Martin-Baker seats have since gone on to save over 7,500 lives, constantly adapting to the needs of modern aviators and their increasingly capable aircraft. With over 17,000 active seats in current service, it’s a statistic the company takes incredibly seriously, inducting the pilots whose lives have been saved by these devices into the rather exclusive Ejection Tie Club. Members, unified by the experience, are commemorated with a unique tie and—you’ve probably guessed—a Bremont watch.
The Bremont Martin-Baker watch collection is, of course, available to any civilian who wants to purchase one—most of it, that is. The MBII, available with an orange, black or green case barrel, is a shade under £4,000, with the GMT MBIII version—unrelated to the aircraft that killed Captain Baker—a shade over.
This edition, with the red barrel, this is the MBI—and it’s only available to members of the Ejection Tie Club. The engraving on the back, personal to the member, is an ejectee number unique to each owner, a crumb of a clue to the story that instigated the presentation of the watch in the first place.
But why a Bremont? you must be thinking. Bremont is a relatively young company, founded in 2002 by a pair of British aviation enthusiasts with the rather appropriate surname of ‘English’. But how do you establish a brand with no heritage or history in an industry that relies so heavily on those things?

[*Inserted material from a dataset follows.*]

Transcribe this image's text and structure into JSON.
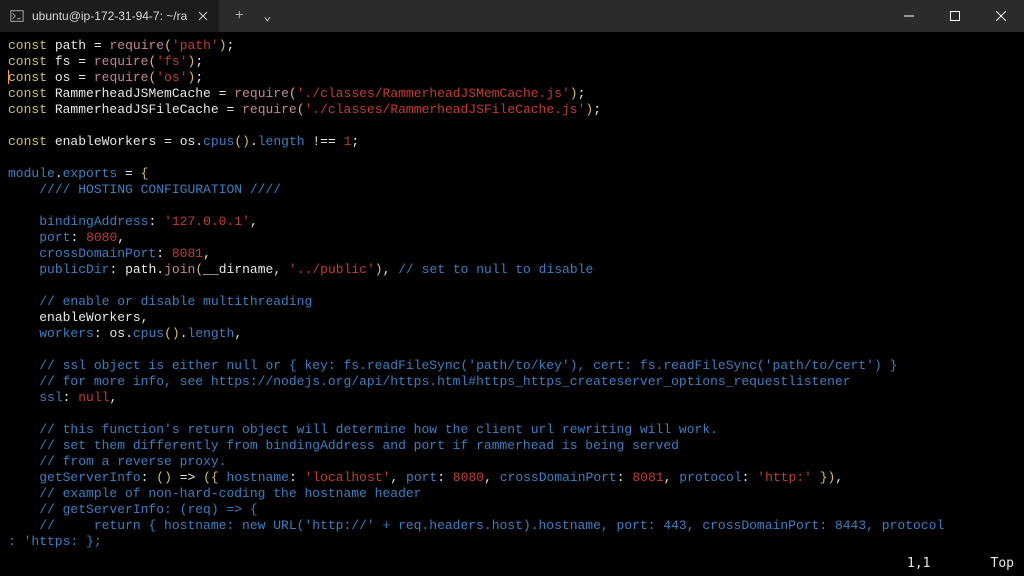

You need a hook. A theme. Something that makes the brand stand out, without crossing the line into gimmick.
For Bremont, the obvious choice was aviation, but the trick was making a 200-year-old technology relevant in a modern industry. It turns out that military pilots are a discerning bunch and like a good wristwatch, so that’s where Bremont set its sights—and who better to test the durability of such a watch than the master of aircraft safety themselves: Martin-Baker.
The development of the Bremont Martin-Baker is no fairy-tale; early designs, when subjected to, for example, a vibration test that simulates 20 years of active use in the cockpit, or a helicopter crash test, rendered the watches KIA. Detached rotor bearings, cracked crystals—general self-disassembly. These tests are brutal, the vibration tests especially, rendering the brand new boots and clothes of the test dummy antiques.
Most movements feature shock protection for the balance, but the solution here was to shock mount the entire movement. A rubber ring, pliable enough to absorb an impact, but firm enough to keep everything aligned during day-to-day use, is housed within the anodised barrel and flanked by an outer case hardened to 2,000 Vickers—that’s around a nine on the Mohs scale, one down from diamond. A Faraday cage protects the movement from the magnetic and electro-static forces present in the cockpit.
When the modified watch was retested, it performed admirably, and finally entered production with Martin-Baker’s blessing—with the MBI exclusively reserved for ejectees. You’d think that would be the end of the story, but the MB series has struck a chord with the flying elite. An F/A-18E Super Hornet pilot, for example, ejected following a refuelling malfunction that engulfed his plane—and the deck of the aircraft carrier it was parked on—in flames, narrowly missing the blades of the operational helicopter nearby. He contacted Bremont afterwards, not to get an MBI, but to have the barrel of his own MBII switched out for a red one.
It might seem odd to celebrate the near-miss of such a life-threatening situation, but there’s something of a bond between those who’ve used a Martin-Baker seat to protect them that helps to give meaning to the tragic death of Captain Valentine Baker. To convey that sense through an object like a watch may seem frivolous, but it serves as a potent reminder of the day a user of a Martin-Baker seat was given another chance.